‘The total package’: Catawba Ridge QB is named nation’s top college football prospect
The town of Fort Mill is home to a football player who has risen above the rest.
Jadyn Davis, the Catawba Ridge High School starting quarterback who will begin his sophomore season on Friday, was announced as the nation’s top college prospect in the Class of 2024 by 247Sports. The media outlet and recruiting network posted its Top247 prospect ranking for the 2024 class Wednesday.
The 6-foot, 187-pound quarterback is a four-star recruit, according to the site, and earned the class’s highest initial player grade of 93. Davis threw for 839 yards and 11 touchdowns and ran for another 127 yards in his freshman season — a year that saw the Copperheads reach the Upper State title game.
This past year has included a lot of fanfare for Davis: The sophomore went on several high-profile recruiting visits this summer — at schools like Alabama and Tennessee, Georgia and South Carolina. He currently has notched offers from Alabama, Georgia, Maryland, Ohio State, South Carolina, Clemson, Penn State and Oklahoma, among others.
The notoriety he’s gained has not appeared to change him, though.
“I mean, I’m a 15-year-old kid at the end of the day.
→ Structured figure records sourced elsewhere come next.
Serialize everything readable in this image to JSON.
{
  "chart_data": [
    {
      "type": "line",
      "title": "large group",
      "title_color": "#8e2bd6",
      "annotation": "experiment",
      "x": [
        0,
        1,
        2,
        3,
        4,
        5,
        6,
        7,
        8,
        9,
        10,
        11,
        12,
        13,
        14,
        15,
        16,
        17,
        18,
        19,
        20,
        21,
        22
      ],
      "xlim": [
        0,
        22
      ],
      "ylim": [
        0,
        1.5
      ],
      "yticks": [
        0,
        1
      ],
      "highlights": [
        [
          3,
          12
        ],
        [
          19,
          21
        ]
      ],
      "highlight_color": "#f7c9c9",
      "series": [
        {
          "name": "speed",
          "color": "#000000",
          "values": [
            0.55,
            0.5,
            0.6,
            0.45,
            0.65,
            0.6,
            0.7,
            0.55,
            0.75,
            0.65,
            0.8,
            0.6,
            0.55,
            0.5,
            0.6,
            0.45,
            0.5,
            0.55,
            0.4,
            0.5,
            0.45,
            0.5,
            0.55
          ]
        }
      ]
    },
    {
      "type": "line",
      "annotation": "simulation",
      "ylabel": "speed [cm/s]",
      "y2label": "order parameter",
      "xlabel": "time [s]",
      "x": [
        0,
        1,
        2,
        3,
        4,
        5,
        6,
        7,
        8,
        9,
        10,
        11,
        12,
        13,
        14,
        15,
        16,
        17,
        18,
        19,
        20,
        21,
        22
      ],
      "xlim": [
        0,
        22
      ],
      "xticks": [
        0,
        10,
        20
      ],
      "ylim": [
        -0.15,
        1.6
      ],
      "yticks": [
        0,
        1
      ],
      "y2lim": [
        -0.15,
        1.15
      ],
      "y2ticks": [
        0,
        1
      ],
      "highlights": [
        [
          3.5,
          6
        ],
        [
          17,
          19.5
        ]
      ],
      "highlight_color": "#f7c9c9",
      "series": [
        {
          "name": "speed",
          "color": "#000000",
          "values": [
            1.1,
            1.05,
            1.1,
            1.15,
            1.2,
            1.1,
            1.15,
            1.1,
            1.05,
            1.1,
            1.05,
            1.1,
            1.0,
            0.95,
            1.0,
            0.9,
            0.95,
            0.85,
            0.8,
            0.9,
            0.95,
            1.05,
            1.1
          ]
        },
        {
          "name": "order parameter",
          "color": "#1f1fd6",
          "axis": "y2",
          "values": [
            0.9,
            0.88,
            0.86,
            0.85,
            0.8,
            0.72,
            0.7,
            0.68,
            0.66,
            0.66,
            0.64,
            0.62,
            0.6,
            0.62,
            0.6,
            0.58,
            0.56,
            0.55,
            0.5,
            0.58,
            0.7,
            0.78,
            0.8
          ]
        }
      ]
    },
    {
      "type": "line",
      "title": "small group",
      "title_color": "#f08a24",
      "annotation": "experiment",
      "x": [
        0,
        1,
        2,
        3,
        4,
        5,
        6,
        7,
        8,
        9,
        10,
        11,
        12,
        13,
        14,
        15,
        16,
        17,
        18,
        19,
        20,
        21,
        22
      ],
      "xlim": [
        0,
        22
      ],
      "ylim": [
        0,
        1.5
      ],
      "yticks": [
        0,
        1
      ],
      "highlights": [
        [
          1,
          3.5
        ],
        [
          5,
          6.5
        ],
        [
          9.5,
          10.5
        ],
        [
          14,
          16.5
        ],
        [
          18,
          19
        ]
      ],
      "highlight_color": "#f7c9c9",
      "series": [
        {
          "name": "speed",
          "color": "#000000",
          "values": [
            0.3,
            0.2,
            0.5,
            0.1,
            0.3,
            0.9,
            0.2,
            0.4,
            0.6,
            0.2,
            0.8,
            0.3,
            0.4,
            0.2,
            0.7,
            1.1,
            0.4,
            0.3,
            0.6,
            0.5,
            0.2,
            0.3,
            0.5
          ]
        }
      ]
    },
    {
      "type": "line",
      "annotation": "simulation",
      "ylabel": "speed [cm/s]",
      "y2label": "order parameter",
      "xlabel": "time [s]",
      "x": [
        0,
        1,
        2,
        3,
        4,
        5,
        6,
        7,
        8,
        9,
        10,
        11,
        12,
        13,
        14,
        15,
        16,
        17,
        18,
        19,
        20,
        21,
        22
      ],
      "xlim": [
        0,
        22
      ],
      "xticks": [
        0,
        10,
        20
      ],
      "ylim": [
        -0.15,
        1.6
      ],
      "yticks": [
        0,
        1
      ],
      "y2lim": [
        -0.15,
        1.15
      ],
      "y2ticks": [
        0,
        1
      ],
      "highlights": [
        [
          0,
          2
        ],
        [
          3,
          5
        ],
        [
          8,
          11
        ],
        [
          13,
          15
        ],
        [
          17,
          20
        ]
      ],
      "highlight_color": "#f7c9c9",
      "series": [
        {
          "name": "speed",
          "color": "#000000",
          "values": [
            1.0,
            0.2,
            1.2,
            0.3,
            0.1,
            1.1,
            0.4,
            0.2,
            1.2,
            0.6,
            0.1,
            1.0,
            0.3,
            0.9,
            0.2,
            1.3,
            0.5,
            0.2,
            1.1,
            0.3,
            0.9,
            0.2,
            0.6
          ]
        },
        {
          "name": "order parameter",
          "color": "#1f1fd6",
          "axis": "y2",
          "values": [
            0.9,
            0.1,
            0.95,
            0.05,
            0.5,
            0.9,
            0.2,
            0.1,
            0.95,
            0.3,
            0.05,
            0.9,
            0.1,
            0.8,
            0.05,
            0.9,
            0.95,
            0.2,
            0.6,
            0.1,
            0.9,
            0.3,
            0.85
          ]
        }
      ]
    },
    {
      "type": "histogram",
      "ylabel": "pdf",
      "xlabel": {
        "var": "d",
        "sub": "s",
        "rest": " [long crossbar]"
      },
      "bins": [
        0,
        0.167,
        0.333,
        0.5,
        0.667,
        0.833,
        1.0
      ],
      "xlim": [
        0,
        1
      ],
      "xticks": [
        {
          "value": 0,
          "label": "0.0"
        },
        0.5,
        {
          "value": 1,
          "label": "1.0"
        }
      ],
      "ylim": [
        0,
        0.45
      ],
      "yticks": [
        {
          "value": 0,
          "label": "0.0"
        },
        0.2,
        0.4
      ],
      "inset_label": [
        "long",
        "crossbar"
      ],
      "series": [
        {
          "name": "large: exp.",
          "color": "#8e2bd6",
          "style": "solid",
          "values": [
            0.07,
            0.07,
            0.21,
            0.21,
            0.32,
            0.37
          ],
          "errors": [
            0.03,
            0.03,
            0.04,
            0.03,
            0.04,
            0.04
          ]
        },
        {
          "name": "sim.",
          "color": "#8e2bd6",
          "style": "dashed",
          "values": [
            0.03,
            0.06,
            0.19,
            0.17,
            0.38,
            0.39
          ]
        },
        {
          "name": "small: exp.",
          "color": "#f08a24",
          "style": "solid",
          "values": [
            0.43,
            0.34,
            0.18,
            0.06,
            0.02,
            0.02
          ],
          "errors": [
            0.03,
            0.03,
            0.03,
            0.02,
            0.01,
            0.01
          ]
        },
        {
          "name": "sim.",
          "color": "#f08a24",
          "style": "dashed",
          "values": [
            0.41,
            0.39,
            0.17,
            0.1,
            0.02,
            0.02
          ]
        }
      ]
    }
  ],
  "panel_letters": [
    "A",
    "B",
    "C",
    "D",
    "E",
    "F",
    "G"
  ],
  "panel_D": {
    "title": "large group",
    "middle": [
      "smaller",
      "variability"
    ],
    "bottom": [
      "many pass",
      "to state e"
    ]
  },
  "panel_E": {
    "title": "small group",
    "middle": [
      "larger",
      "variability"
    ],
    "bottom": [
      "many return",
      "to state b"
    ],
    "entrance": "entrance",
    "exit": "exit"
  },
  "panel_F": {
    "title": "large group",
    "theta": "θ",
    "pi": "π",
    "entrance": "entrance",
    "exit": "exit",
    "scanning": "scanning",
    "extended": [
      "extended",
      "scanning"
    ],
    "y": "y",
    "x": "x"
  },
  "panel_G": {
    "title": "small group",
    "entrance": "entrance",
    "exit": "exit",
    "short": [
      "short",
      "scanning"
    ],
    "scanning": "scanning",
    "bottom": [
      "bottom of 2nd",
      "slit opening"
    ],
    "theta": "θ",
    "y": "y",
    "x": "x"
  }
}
I hang out with my teammates, and I know that I’m a young man first,” Davis told The Herald earlier this summer. “All that stuff happens, but I need to make sure I’m leading these guys to victory. Anything I do on the field, everything else will come. I put my teammates first before anything. I’ve turned down visits due to workouts. I’m just making sure I’m staying humble.
“I don’t really care what any outsiders think of me, just what these men in the locker room and my coaches think of me. Everything else will take care of itself.”
Davis changed the direction of the Catawba Ridge football program when he transferred out of Providence Day in Charlotte and into the Fort Mill School District in January 2020. The Copperheads were 2-8 in their inaugural year in 2019.
The quarterback currently lives in Fort Mill and will be on the field next on Friday at 7:30 p.m. when the Copperheads take on 5A crosstown rival Fort Mill at home.
Davis isn’t the only player from S.C. on 247Sports’ coveted prospect lists: Chapin quarterback Jayden Bradford is ranked No. 94 for the Class of 2024. Camden defensive lineman Xzavier McLeod is ranked No. 68 for the Class of 2023. And Mauldin’s Jeadyn Lukus (47) and Hilton Head’s Jaylen Sneed (99) are also featured in the recruiting service’s Top-100 for the Class of 2022.
‘A quarterback mind of a professional’
What makes Davis special, Tori Gurley told The Herald on Wednesday, is his mind.
The college football recruiting consultant and former Rock Hill High great and South Carolina Gamecock met the quarterbacking phenom last year, he said, and has helped him get the attention of some of the top coaching staffs in the country ever since.
“He has a quarterback mind of a professional,” Gurley said in a phone interview. “I’m not going to name a quarterback in particular, but his mindset is like a professional’s. His maturity is beyond his years.
“But that’s his superpower: He’s able to self-correct things, and he’s also able to anticipate certain throws or certain defenses that certain coordinators are going to run. That right there opens up the skills he’s already blessed with.”
Catawba Ridge head coach Zac Lendyak agrees with Gurley. The coach, who’s entering his third year at the school he helped open, laughed and shrugged during a Wednesday practice when a reporter asked him what makes Davis special: “Everything,” he said.
He added: “There’s the obvious natural talent — the arm strength, the fact that he can make any throw we want him to. He’s pushing 6-foot-2, so I mean he’s athletically there. He’s been voted a captain as a sophomore, so he has the leadership skills. I get email after email from teachers in the building about how great he is in class.
“So it sounds kinda ridiculous, but he’s just the total package. But at the same time, he’s still a sophomore, so we’re trying not to put too much of that on him and let him just enjoy the ride.”
“Enjoying the ride” is a concept Davis has appeared to take to heart. In an era when athletes are constantly reaching for greatest-of-all-time recognition and approval — or chasing the next goal, hoping it will fulfill them — the sophomore quarterback appears comfortable. Grounded.
He attributes a lot of that to his parents, Brandi and Jeremiah Davis, and particularly his father’s background as a military veteran. He also credits the fact that he’s the second-oldest of six Davis children: At home, no matter what football accolades he earns outside, Davis is still a 15-year-old brother who has to take out the trash and clean his room when his mother asks him to.
“It’s a blessing,” he said of his top ranking during Wednesday’s football practice. “I’ve been working hard, but this is when the work actually starts, just because there’s a way bigger target on my back now than there used to be.”